Next time you’re out driving, pay attention to how many other drivers are looking down at their phones instead of watching the road. It might shock you. Distracted driving has without a doubt become the most serious and terrifying public safety concerns of our time. The National Highway Traffic Safety Administration (NHTSA) has found that distracted driving is six times more dangerous than driving while intoxicated. To help curtail distracted driving, many states are increasing penalties for driving under the influence of electronics, but critics believe this is not enough as it remains difficult to catch distracted drivers while in the act. That’s where auto insurers come in.

Many auto insurers are testing programs to help reduce distracted driving, including some which require policyholders use special apps which monitor every single drive they take for evidence of drivers’ seat phone use. While some see this as a bit too Orwellian, other insurers are taking the easier option of merely raising insurance premiums on drivers caught driving while distracted.

According to a new analysis from Zebra, a startup which helps shoppers compare insurance rates, the average insurance policy went up 16% last year after drivers were ticketed for phone use, lower than the increase applied for driving too slowly. Zebra’s director of market insights Alyssa Connolly believes that average is far too lenient. “The distracted penalty was shocking to us,” Connolly says, “It seems incredibly low.”

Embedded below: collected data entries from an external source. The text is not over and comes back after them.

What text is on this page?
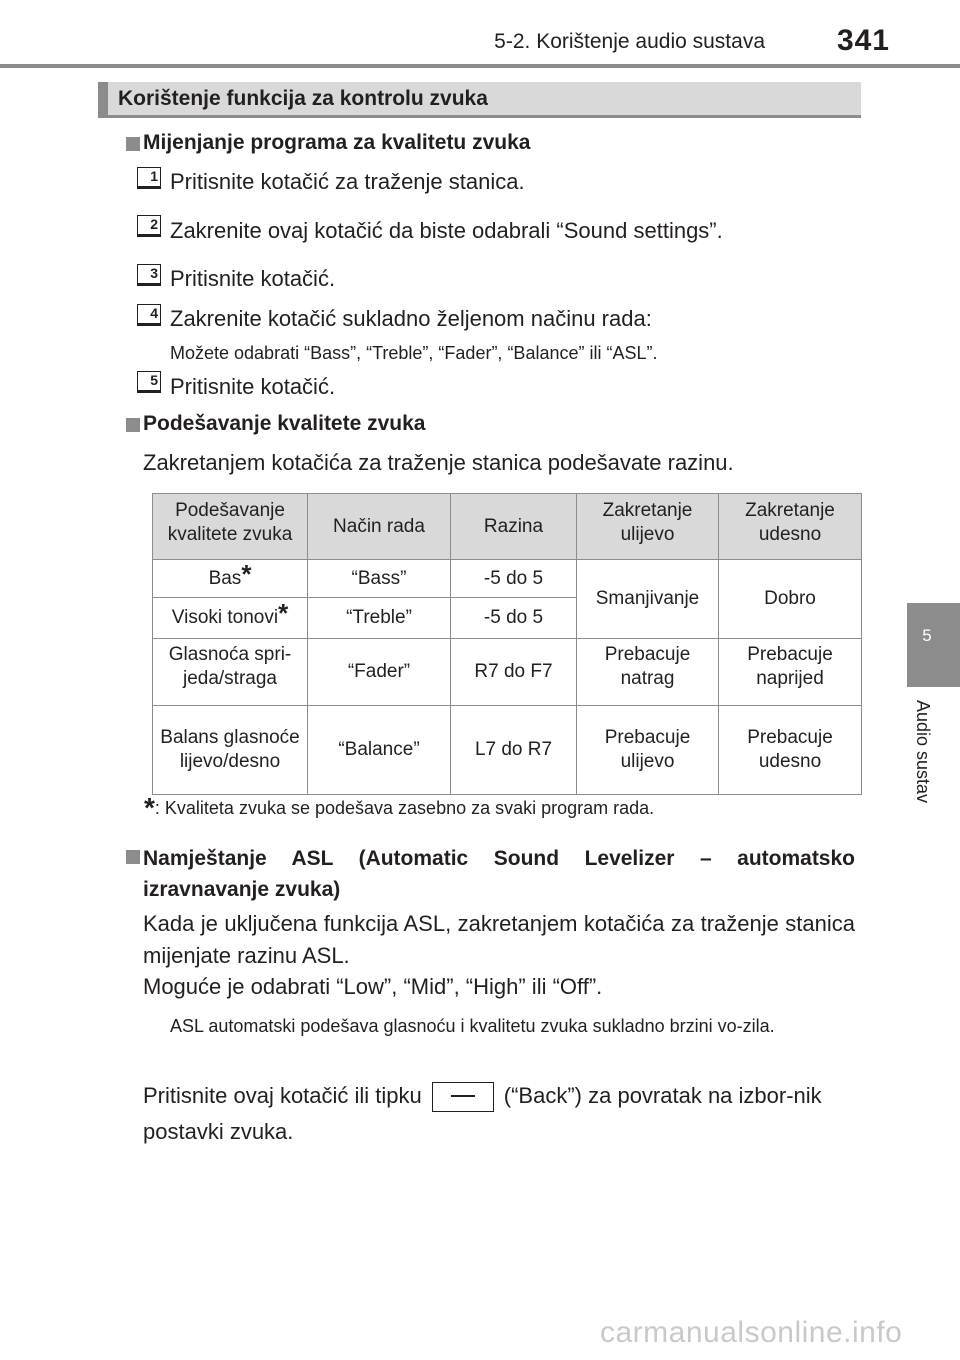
5-2. Korištenje audio sustava	341
5
Audio sustav
Korištenje funkcija za kontrolu zvuka
Mijenjanje programa za kvalitetu zvuka
1 Pritisnite kotačić za traženje stanica.
2 Zakrenite ovaj kotačić da biste odabrali “Sound settings”.
3 Pritisnite kotačić.
4 Zakrenite kotačić sukladno željenom načinu rada:
Možete odabrati “Bass”, “Treble”, “Fader”, “Balance” ili “ASL”.
5 Pritisnite kotačić.
Podešavanje kvalitete zvuka
Zakretanjem kotačića za traženje stanica podešavate razinu.
Podešavanje kvalitete zvuka	Način rada	Razina	Zakretanje ulijevo	Zakretanje udesno
Bas*	“Bass”	-5 do 5	Smanjivanje	Dobro
Visoki tonovi*	“Treble”	-5 do 5		
Glasnoća spri-jeda/straga	“Fader”	R7 do F7	Prebacuje natrag	Prebacuje naprijed
Balans glasnoće lijevo/desno	“Balance”	L7 do R7	Prebacuje ulijevo	Prebacuje udesno
*: Kvaliteta zvuka se podešava zasebno za svaki program rada.
Namještanje ASL (Automatic Sound Levelizer – automatsko izravnavanje zvuka)
Kada je uključena funkcija ASL, zakretanjem kotačića za traženje stanica mijenjate razinu ASL.
Moguće je odabrati “Low”, “Mid”, “High” ili “Off”.
ASL automatski podešava glasnoću i kvalitetu zvuka sukladno brzini vo-zila.
Pritisnite ovaj kotačić ili tipku	(“Back”) za povratak na izbor-nik postavki zvuka.
carmanualsonline.info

One of the challenges facing insurers is the fact that distracted driving is still a relatively new problem, and insurance underwriters don’t seem to have caught up to the severity of the problem. Furthermore, state laws which regulate insurance prices are slow to change, and concrete data on the prevalence of distracted driving is difficult to come by. What’s it going to take to stop distracted driving? Self-driving vehicles, or increased monetary penalties?